Hydrogen production from sustainable biomass with carbon capture and storage can contribute to carbon-neutrality goals

To limit global warming our economies will likely need to reach net-zero greenhouse gas emissions. Complementing energy efficiencies and electrification, low-carbon hydrogen and atmospheric carbon dioxide removal (CDR) play an important role in pathways identified to reach net-zero emissions by 2050. While the majority of future hydrogen production will come from water electrolysis using wind and solar power, supply chains for low-carbon hydrogen production from biomass resources are overlooked. We design a bio-energy with carbon capture and storage (BECCS) supply chain that produce low-carbon hydrogen and generate CDR. This supply chain uses technologies that are commercially mature (anaerobic digestion and steam methane reforming) and therefore represent a near-term opportunity to generate CDR and low-carbon hydrogen from biomass resources.
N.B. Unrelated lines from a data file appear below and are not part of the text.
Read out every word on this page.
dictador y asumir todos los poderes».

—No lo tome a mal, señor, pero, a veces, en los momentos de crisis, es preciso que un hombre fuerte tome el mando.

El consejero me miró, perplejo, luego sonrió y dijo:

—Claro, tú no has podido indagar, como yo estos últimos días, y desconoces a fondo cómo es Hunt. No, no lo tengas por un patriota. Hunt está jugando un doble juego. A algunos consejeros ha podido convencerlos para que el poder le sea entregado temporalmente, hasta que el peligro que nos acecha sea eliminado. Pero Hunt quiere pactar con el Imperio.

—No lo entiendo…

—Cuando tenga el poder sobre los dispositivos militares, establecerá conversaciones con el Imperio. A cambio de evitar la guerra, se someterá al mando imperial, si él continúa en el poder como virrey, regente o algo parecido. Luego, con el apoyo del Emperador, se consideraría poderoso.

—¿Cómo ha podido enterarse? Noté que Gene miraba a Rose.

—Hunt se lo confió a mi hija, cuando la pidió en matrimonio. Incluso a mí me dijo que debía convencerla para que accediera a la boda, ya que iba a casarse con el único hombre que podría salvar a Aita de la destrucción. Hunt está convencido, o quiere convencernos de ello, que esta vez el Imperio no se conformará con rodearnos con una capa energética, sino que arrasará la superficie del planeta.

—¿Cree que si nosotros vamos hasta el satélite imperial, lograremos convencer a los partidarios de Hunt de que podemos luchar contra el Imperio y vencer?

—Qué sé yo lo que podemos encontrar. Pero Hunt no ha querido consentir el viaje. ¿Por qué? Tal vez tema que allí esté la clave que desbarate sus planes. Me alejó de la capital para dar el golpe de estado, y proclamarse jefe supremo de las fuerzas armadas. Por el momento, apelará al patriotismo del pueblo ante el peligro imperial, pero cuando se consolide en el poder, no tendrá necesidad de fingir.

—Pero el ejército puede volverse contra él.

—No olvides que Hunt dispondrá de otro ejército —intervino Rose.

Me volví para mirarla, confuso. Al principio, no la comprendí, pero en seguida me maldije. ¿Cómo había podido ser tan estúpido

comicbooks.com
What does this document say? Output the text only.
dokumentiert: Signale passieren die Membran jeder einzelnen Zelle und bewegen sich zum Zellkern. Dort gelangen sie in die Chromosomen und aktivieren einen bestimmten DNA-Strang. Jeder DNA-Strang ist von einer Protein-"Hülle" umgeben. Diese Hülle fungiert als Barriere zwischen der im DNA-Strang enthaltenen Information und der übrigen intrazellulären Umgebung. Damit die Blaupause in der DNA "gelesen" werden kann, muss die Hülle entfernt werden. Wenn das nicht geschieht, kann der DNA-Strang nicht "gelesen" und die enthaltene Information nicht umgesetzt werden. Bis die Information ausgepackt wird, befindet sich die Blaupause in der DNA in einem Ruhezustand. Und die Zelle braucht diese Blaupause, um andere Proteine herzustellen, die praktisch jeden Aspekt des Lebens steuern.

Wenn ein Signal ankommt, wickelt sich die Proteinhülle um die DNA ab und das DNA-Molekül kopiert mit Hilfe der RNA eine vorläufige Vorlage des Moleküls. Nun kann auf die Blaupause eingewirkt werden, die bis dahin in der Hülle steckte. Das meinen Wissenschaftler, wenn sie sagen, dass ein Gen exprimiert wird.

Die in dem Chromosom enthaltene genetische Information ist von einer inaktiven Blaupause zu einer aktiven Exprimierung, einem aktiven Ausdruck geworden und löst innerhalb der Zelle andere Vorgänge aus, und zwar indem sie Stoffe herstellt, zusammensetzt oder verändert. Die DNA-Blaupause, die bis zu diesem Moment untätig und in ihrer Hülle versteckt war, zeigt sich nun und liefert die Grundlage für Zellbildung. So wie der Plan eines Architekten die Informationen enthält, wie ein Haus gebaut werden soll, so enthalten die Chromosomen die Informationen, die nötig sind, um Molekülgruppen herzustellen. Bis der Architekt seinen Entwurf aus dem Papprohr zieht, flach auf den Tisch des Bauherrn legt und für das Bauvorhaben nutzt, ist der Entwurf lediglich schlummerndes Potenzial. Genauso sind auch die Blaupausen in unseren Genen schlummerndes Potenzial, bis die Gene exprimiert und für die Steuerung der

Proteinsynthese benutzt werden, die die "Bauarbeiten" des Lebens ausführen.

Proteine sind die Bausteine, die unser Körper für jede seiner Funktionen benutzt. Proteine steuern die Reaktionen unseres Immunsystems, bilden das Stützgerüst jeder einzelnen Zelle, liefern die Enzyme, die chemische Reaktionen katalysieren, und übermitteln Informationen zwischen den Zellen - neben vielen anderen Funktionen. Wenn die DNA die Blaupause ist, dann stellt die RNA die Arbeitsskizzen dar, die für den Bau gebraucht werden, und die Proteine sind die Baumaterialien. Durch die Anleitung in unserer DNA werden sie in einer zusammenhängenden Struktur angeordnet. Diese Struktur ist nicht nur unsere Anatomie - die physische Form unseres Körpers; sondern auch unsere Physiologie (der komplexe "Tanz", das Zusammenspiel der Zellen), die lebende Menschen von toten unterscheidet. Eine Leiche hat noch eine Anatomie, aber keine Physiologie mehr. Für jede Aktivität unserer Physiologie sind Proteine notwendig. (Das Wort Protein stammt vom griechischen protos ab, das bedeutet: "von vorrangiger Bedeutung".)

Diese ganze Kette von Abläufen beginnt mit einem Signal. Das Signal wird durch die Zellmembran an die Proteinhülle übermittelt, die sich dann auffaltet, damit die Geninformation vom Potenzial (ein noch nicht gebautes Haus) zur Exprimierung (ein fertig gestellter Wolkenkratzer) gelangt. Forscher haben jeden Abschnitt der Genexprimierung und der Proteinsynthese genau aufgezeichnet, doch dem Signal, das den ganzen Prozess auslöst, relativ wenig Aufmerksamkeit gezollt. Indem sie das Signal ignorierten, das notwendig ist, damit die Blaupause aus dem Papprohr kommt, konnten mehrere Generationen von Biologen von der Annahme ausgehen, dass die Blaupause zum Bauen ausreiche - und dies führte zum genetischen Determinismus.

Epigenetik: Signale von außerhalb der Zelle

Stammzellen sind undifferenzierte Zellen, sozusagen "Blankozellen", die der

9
Combining process engineering and geospatial analyses, we quantify the technical potential for low-carbon hydrogen from biomass resources, using European nations as a case study. Importantly, hydrogen is produced from sustainable biomass feedstocks that impair neither food security nor biodiversity. Results show that this BECCS supply chain can produce up to 12.5 Mtons of H2 per year (currently ~10 Mtons of H2 per year are used in Europe) and remove up to 133 Mtons CO2 per year from the atmosphere (or 3% of European total greenhouse gas emissions). We then perform a geospatial analysis to quantify transportation distances between where biomass feedstocks are located and potential hydrogen users, and find that 20% of hydrogen potential is located within 25 km from hard-to-electrify industries. This presentation will enable a more comprehensive understanding of BECCS supply chain for low-carbon hydrogen production and will give attention to an important overlooked approach that can deliver net-zero emissions in hard-to-electrify sectors.